Wind patterns are left in the ice pack that covers the Arctic Ocean north of Prudhoe Bay, Alaska March 19, 2011.  REUTERS/Lucas Jackson

The Arctic Ocean in March is basically an ocean of ice. Almost the entire thing is covered from October to June in an icepack that only partially disappears in the summer and is still very solid in March.

Why would anyone in their right mind volunteer to spend a month to a month in a half in temperatures that usually don’t exceed -10 degrees Fahrenheit or -23 degrees Celsius? In the case of the roughly two dozen souls who work either for the British, Canadian and United States Navy or the Arctic Physics Laboratory Ice Station, it is because there is work to be done.

A man carries an ice auger to a remote warming station near the 2011 Applied Physics Laboratory Ice Station north of Prudhoe Bay, Alaska March 18, 2011.    REUTERS/Lucas Jackson

And the first piece of work is to physically build the camp. To do this, firstly a piece of “multi-year” ice must be found, that means that it is thick enough (theoretically) that it won’t split in half and will support the weight of a camp while having enough room for an airplane runway and helicopter landing pad. Next, these folks need to load an antique airplane with enough plywood and nails to build a half a dozen un-insulated boxes to live in, this usually takes about 3 days as the workers must fly back to their base at Prudhoe Bay each evening to avoid the -30 to -50 degree temperatures until they build enough shelters to house them all.

Over the course of roughly a week the camp actually morphs into something of an oasis of civility surrounded by an ocean of ice that is continuously floating around on the Arctic Ocean as it is driven by the prevailing wind of the day. The huts are heated by jet fuel and become quite cozy while a large tent is erected for cooking and eating. All this to support a command center that communicates with two nuclear submarines below the ice. The camp is a support base for the U.S. Navy and exists to understand how best submarines, sonar systems, and underwater communications can work in such a harsh environment.

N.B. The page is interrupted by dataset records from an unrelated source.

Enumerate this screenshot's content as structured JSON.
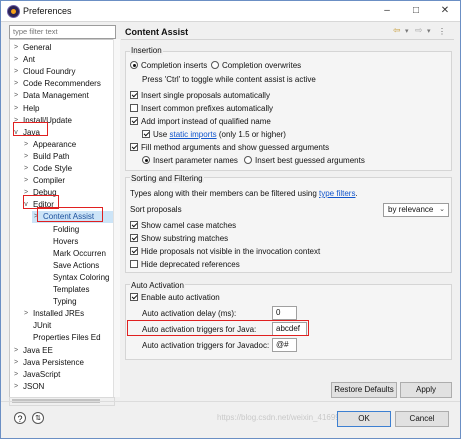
{
  "window": {
    "title": "Preferences"
  },
  "filter": {
    "placeholder": "type filter text"
  },
  "tree": {
    "items": [
      {
        "label": "General",
        "twisty": ">"
      },
      {
        "label": "Ant",
        "twisty": ">"
      },
      {
        "label": "Cloud Foundry",
        "twisty": ">"
      },
      {
        "label": "Code Recommenders",
        "twisty": ">"
      },
      {
        "label": "Data Management",
        "twisty": ">"
      },
      {
        "label": "Help",
        "twisty": ">"
      },
      {
        "label": "Install/Update",
        "twisty": ">"
      },
      {
        "label": "Java",
        "twisty": "v"
      },
      {
        "label": "Appearance",
        "twisty": ">"
      },
      {
        "label": "Build Path",
        "twisty": ">"
      },
      {
        "label": "Code Style",
        "twisty": ">"
      },
      {
        "label": "Compiler",
        "twisty": ">"
      },
      {
        "label": "Debug",
        "twisty": ">"
      },
      {
        "label": "Editor",
        "twisty": "v"
      },
      {
        "label": "Content Assist",
        "twisty": ">"
      },
      {
        "label": "Folding",
        "twisty": ""
      },
      {
        "label": "Hovers",
        "twisty": ""
      },
      {
        "label": "Mark Occurren",
        "twisty": ""
      },
      {
        "label": "Save Actions",
        "twisty": ""
      },
      {
        "label": "Syntax Coloring",
        "twisty": ""
      },
      {
        "label": "Templates",
        "twisty": ""
      },
      {
        "label": "Typing",
        "twisty": ""
      },
      {
        "label": "Installed JREs",
        "twisty": ">"
      },
      {
        "label": "JUnit",
        "twisty": ""
      },
      {
        "label": "Properties Files Ed",
        "twisty": ""
      },
      {
        "label": "Java EE",
        "twisty": ">"
      },
      {
        "label": "Java Persistence",
        "twisty": ">"
      },
      {
        "label": "JavaScript",
        "twisty": ">"
      },
      {
        "label": "JSON",
        "twisty": ">"
      }
    ]
  },
  "page": {
    "title": "Content Assist",
    "insertion": {
      "title": "Insertion",
      "completion_inserts": "Completion inserts",
      "completion_overwrites": "Completion overwrites",
      "toggle_hint": "Press 'Ctrl' to toggle while content assist is active",
      "insert_single": "Insert single proposals automatically",
      "insert_prefixes": "Insert common prefixes automatically",
      "add_import": "Add import instead of qualified name",
      "use_label": "Use",
      "static_imports_link": "static imports",
      "use_suffix": "(only 1.5 or higher)",
      "fill_method": "Fill method arguments and show guessed arguments",
      "insert_param_names": "Insert parameter names",
      "insert_best_guessed": "Insert best guessed arguments"
    },
    "sorting": {
      "title": "Sorting and Filtering",
      "filter_text": "Types along with their members can be filtered using",
      "type_filters_link": "type filters",
      "sort_proposals_label": "Sort proposals",
      "sort_value": "by relevance",
      "show_camel": "Show camel case matches",
      "show_substring": "Show substring matches",
      "hide_not_visible": "Hide proposals not visible in the invocation context",
      "hide_deprecated": "Hide deprecated references"
    },
    "auto": {
      "title": "Auto Activation",
      "enable": "Enable auto activation",
      "delay_label": "Auto activation delay (ms):",
      "delay_value": "0",
      "java_triggers_label": "Auto activation triggers for Java:",
      "java_triggers_value": "abcdef",
      "javadoc_triggers_label": "Auto activation triggers for Javadoc:",
      "javadoc_triggers_value": "@#"
    },
    "restore_defaults": "Restore Defaults",
    "apply": "Apply"
  },
  "footer": {
    "ok": "OK",
    "cancel": "Cancel",
    "watermark": "https://blog.csdn.net/weixin_41699337"
  },
  "colors": {
    "highlight": "#e02020",
    "link": "#1155cc",
    "selection": "#cce4f7"
  }
}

Applied Physics Laboratory Ice Station (APLIS) employee Keith Magness (L) watches as U.S. Navy postgraduate researcher Lt. Brandon Schmidt works to prepare a hole in the Arctic ice that will allow sonar instrumentation to be used for research at the 2011 APLIS camp north of Prudhoe Bay, Alaska March 18, 2011.  REUTERS/Lucas Jackson

We were approached by Navy and research center to come up and do a story about this camp and the work they do with U.S. Navy submarines. When I was asked if this was something I would be interested in, I of course said yes. Who wouldn’t like to go to the Arctic, sleep in a plywood hutch, and go underneath the ice in a nuclear submarine? Thus began the mad rush to prepare for a trip into some of the most extreme conditions I have ever worked in. It was a rush to organize all of the base layers, fleece layers, wool socks, jackets, insulated pants, and other assorted necessaries before sitting down to pack the equipment I would need. Camera-wise I wanted to be prepared for anything; from wide angle images of the ice-pack to photographing a polar bear from a comfortable distance (in the off-chance that I actually saw one, they are rare to see this time of year.) I sat down and assembled the kit into my backpack, including three cameras, five lenses and assorted batteries, memory cards and chargers.